Winged messenger
Vow, that’s what she calls herself. She sits in silence, because someone might be listening. Watches the walls, because they could be casting sly glances at her frame, hidden beneath such unassuming clothes.
Ten o’clock. There is burble and hiss. It seems the news is not good. The drought is worsening; the livestock are falling before they even get to the trough in a final, futile attempt to slake their thirst. She blinks into the picture, wishing for interference.

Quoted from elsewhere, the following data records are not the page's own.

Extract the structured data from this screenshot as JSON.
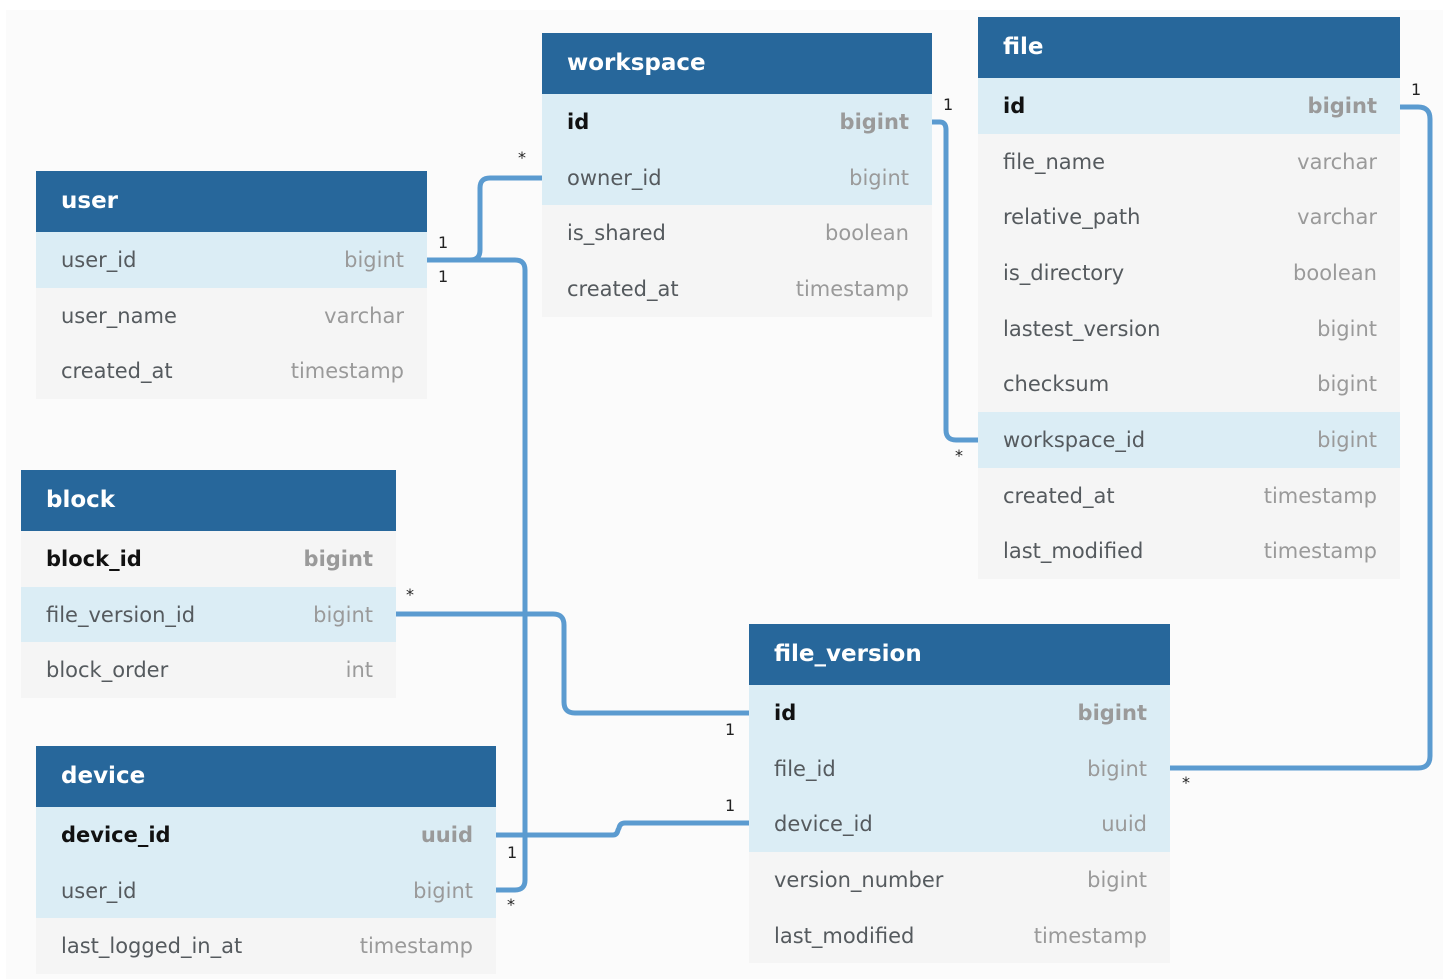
{
  "diagram": {
    "accent_color": "#27679b",
    "highlight_row_color": "#dbedf5",
    "connector_color": "#5b9bd0",
    "tables": {
      "user": {
        "title": "user",
        "columns": [
          {
            "name": "user_id",
            "type": "bigint"
          },
          {
            "name": "user_name",
            "type": "varchar"
          },
          {
            "name": "created_at",
            "type": "timestamp"
          }
        ]
      },
      "workspace": {
        "title": "workspace",
        "columns": [
          {
            "name": "id",
            "type": "bigint",
            "primary_key": true
          },
          {
            "name": "owner_id",
            "type": "bigint"
          },
          {
            "name": "is_shared",
            "type": "boolean"
          },
          {
            "name": "created_at",
            "type": "timestamp"
          }
        ]
      },
      "file": {
        "title": "file",
        "columns": [
          {
            "name": "id",
            "type": "bigint",
            "primary_key": true
          },
          {
            "name": "file_name",
            "type": "varchar"
          },
          {
            "name": "relative_path",
            "type": "varchar"
          },
          {
            "name": "is_directory",
            "type": "boolean"
          },
          {
            "name": "lastest_version",
            "type": "bigint"
          },
          {
            "name": "checksum",
            "type": "bigint"
          },
          {
            "name": "workspace_id",
            "type": "bigint"
          },
          {
            "name": "created_at",
            "type": "timestamp"
          },
          {
            "name": "last_modified",
            "type": "timestamp"
          }
        ]
      },
      "block": {
        "title": "block",
        "columns": [
          {
            "name": "block_id",
            "type": "bigint",
            "primary_key": true
          },
          {
            "name": "file_version_id",
            "type": "bigint"
          },
          {
            "name": "block_order",
            "type": "int"
          }
        ]
      },
      "device": {
        "title": "device",
        "columns": [
          {
            "name": "device_id",
            "type": "uuid",
            "primary_key": true
          },
          {
            "name": "user_id",
            "type": "bigint"
          },
          {
            "name": "last_logged_in_at",
            "type": "timestamp"
          }
        ]
      },
      "file_version": {
        "title": "file_version",
        "columns": [
          {
            "name": "id",
            "type": "bigint",
            "primary_key": true
          },
          {
            "name": "file_id",
            "type": "bigint"
          },
          {
            "name": "device_id",
            "type": "uuid"
          },
          {
            "name": "version_number",
            "type": "bigint"
          },
          {
            "name": "last_modified",
            "type": "timestamp"
          }
        ]
      }
    },
    "relationships": [
      {
        "from": "user.user_id",
        "from_card": "1",
        "to": "workspace.owner_id",
        "to_card": "*"
      },
      {
        "from": "user.user_id",
        "from_card": "1",
        "to": "device.user_id",
        "to_card": "*"
      },
      {
        "from": "workspace.id",
        "from_card": "1",
        "to": "file.workspace_id",
        "to_card": "*"
      },
      {
        "from": "file.id",
        "from_card": "1",
        "to": "file_version.file_id",
        "to_card": "*"
      },
      {
        "from": "file_version.id",
        "from_card": "1",
        "to": "block.file_version_id",
        "to_card": "*"
      },
      {
        "from": "device.device_id",
        "from_card": "1",
        "to": "file_version.device_id",
        "to_card": "1"
      }
    ]
  }
}
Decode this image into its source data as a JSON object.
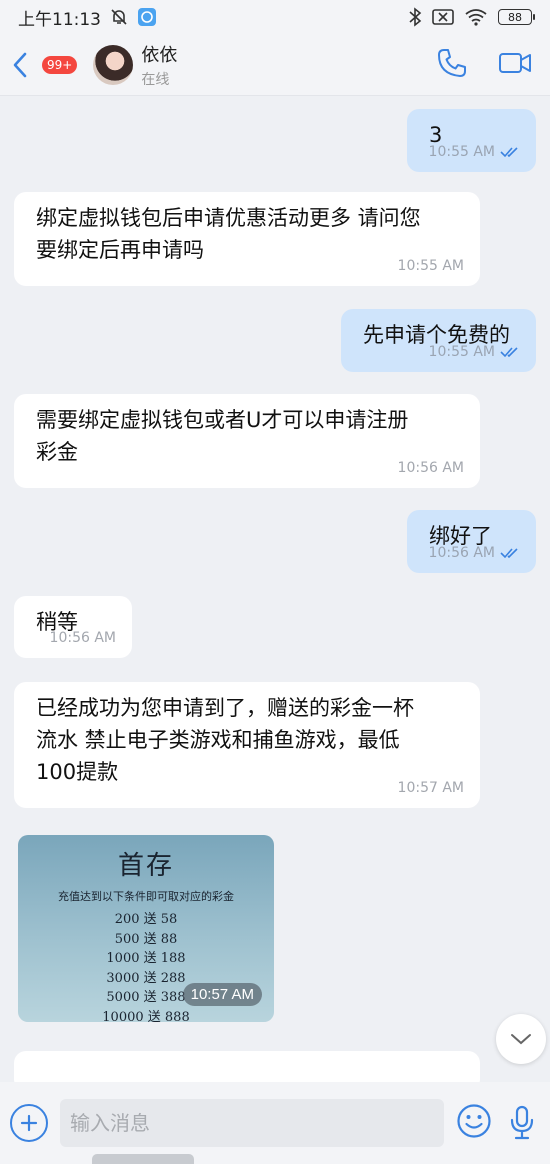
{
  "status_bar": {
    "time": "上午11:13",
    "battery": "88"
  },
  "header": {
    "unread_count": "99+",
    "contact_name": "依依",
    "presence": "在线"
  },
  "messages": [
    {
      "dir": "out",
      "text": "3",
      "time": "10:55 AM"
    },
    {
      "dir": "in",
      "text": "绑定虚拟钱包后申请优惠活动更多 请问您\n要绑定后再申请吗",
      "time": "10:55 AM"
    },
    {
      "dir": "out",
      "text": "先申请个免费的",
      "time": "10:55 AM"
    },
    {
      "dir": "in",
      "text": "需要绑定虚拟钱包或者U才可以申请注册\n彩金",
      "time": "10:56 AM"
    },
    {
      "dir": "out",
      "text": "绑好了",
      "time": "10:56 AM"
    },
    {
      "dir": "in",
      "text": "稍等",
      "time": "10:56 AM"
    },
    {
      "dir": "in",
      "text": "已经成功为您申请到了，赠送的彩金一杯\n流水 禁止电子类游戏和捕鱼游戏，最低\n100提款",
      "time": "10:57 AM"
    }
  ],
  "promo_image": {
    "title": "首存",
    "subtitle": "充值达到以下条件即可取对应的彩金",
    "tiers": [
      "200 送 58",
      "500 送 88",
      "1000 送 188",
      "3000 送 288",
      "5000 送 388",
      "10000 送 888"
    ],
    "time": "10:57 AM"
  },
  "input": {
    "placeholder": "输入消息"
  },
  "colors": {
    "accent": "#3a82e0",
    "outgoing_bubble": "#cfe4fb",
    "badge": "#f4473f"
  }
}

The time that was now is not. It’s in the past. Days ago. That moment was merely the last in which she momentarily dragged her gaze away from fixed forward, dead centre. There.
Vow doesn’t hope for much, yet she dares to mouth a wish that all the sheep will be long dead, that the flies and nature’s ravaging caress will have picked their carcasses clean and white. Skeletons are easier to sweep into pyres. Flesh isn’t as clean as it should be: it disgusts her.
The walls are still watching. She doesn’t take her eyes off them, because she can never be sure. Sometimes the wallpaper — no, no, it doesn’t. Impossible, with a face that she still hasn’t touched.
Vow listens to music from her youth. From her father’s youth. She can feel his hardened rural hand tapping out the rhythm of a simple blues. A fistful of hair becomes a strummed chord, pulled into the lurching melody by blunted fingers. He plays her, but she won’t sing.
The bird will come. That’s what Vow is hoping. Only then will she look away, take a calculated risk and let herself be watched, just for a moment. She doesn’t get many visitors.
This bird, it has eyes that don’t give any clues. Certainly no suggestion of where its migration may have carried it. But if Vow concentrates, maybe she can follow its flight. If she coaxes it inside, over the peeling sill, this could be the one time when the creature allows her to wash its feathers clean, squeeze the sponge on her tongue to quench her need, and taste the city’s acrid fumes in her sand-blasted throat.